Y todo masoquista o todo sumiso necesita una figura dominante a la que someterse (o al menos, me han dicho que así es como funcionan las cosas). Estados Unidos, con su pregonado, aunque frágil, sentido de superioridad y omnipotencia, encaja admirablemente en el perfil metafórico, aunque la realidad sea más matizada. Ahora bien, en esta realidad, y como los funcionarios estadounidenses confirmarán con tristeza, Estados Unidos es manipulado sin cesar en todo el mundo por culturas políticas más tortuosas y despiadadas que cualquier cosa que se encuentre en Washington, y donde el político estadounidense medio estaría muerto en quince días. No es que parezca importar.

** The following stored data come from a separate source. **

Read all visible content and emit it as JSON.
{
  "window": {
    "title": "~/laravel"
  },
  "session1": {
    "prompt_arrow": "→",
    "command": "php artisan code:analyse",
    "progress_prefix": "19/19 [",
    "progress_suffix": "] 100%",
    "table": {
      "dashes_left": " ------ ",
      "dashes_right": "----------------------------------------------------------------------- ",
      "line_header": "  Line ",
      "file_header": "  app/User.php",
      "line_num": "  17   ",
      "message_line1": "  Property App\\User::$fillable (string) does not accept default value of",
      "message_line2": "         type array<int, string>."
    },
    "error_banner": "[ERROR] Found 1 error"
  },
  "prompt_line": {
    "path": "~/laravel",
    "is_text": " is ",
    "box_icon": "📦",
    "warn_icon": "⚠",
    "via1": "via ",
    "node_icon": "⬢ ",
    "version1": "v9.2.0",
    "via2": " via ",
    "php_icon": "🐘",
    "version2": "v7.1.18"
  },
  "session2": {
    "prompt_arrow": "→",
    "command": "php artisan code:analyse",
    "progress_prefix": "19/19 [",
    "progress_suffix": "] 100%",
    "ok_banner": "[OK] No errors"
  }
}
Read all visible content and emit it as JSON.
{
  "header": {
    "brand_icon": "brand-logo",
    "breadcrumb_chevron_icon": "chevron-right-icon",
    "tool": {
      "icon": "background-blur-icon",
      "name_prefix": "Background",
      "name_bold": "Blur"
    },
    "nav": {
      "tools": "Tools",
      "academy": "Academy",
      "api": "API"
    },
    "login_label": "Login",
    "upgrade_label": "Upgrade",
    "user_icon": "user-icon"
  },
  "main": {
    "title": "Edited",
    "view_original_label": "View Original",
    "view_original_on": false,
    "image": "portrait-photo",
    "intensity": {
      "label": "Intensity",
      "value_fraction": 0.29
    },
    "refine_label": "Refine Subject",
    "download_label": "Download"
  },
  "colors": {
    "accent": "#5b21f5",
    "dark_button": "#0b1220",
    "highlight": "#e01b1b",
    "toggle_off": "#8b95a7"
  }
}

A menudo, la aparente jerarquía de dominación se invierte: un buen ejemplo histórico es Vietnam del Sur, donde Washington terminó en los últimos años siendo poco más que un apologista de un régimen corrupto y brutal porque había invertido demasiado en él como para retirarse. Un ejemplo reciente y cercano es Afganistán, donde el régimen instalado por Estados Unidos se salió con la suya con un asesinato literal, sin represalias ni siquiera críticas serias. Y mientras escribo esto, parece que las tropas ruandesas -los prusianos de África- están entrando abiertamente en el este de la República Democrática del Congo para tomar la ciudad de Goma y controlar definitivamente las riquezas minerales de la región, a pesar de los repetidos e infructuosos llamamientos de Estados Unidos (y Gran Bretaña y Francia) para que no lo hagan. Pero el imperio del despiadado régimen de Kigali es tan completo y tan experta su explotación de los terribles acontecimientos de 1994, que han logrado manipular a Occidente. (De hecho, la imagen del presidente Clinton pidiendo perdón a una brutal dictadura militar por acontecimientos en los que Estados Unidos no estuvo involucrado, a principios del supuesto período de hegemonía estadounidense, fue educativa en sí misma.) Y claramente no estamos ante el final de la trágica farsa de un puñado de fanáticos sionistas que controlan el futuro político de Netanyahu y que también controlan la política estadounidense en la región.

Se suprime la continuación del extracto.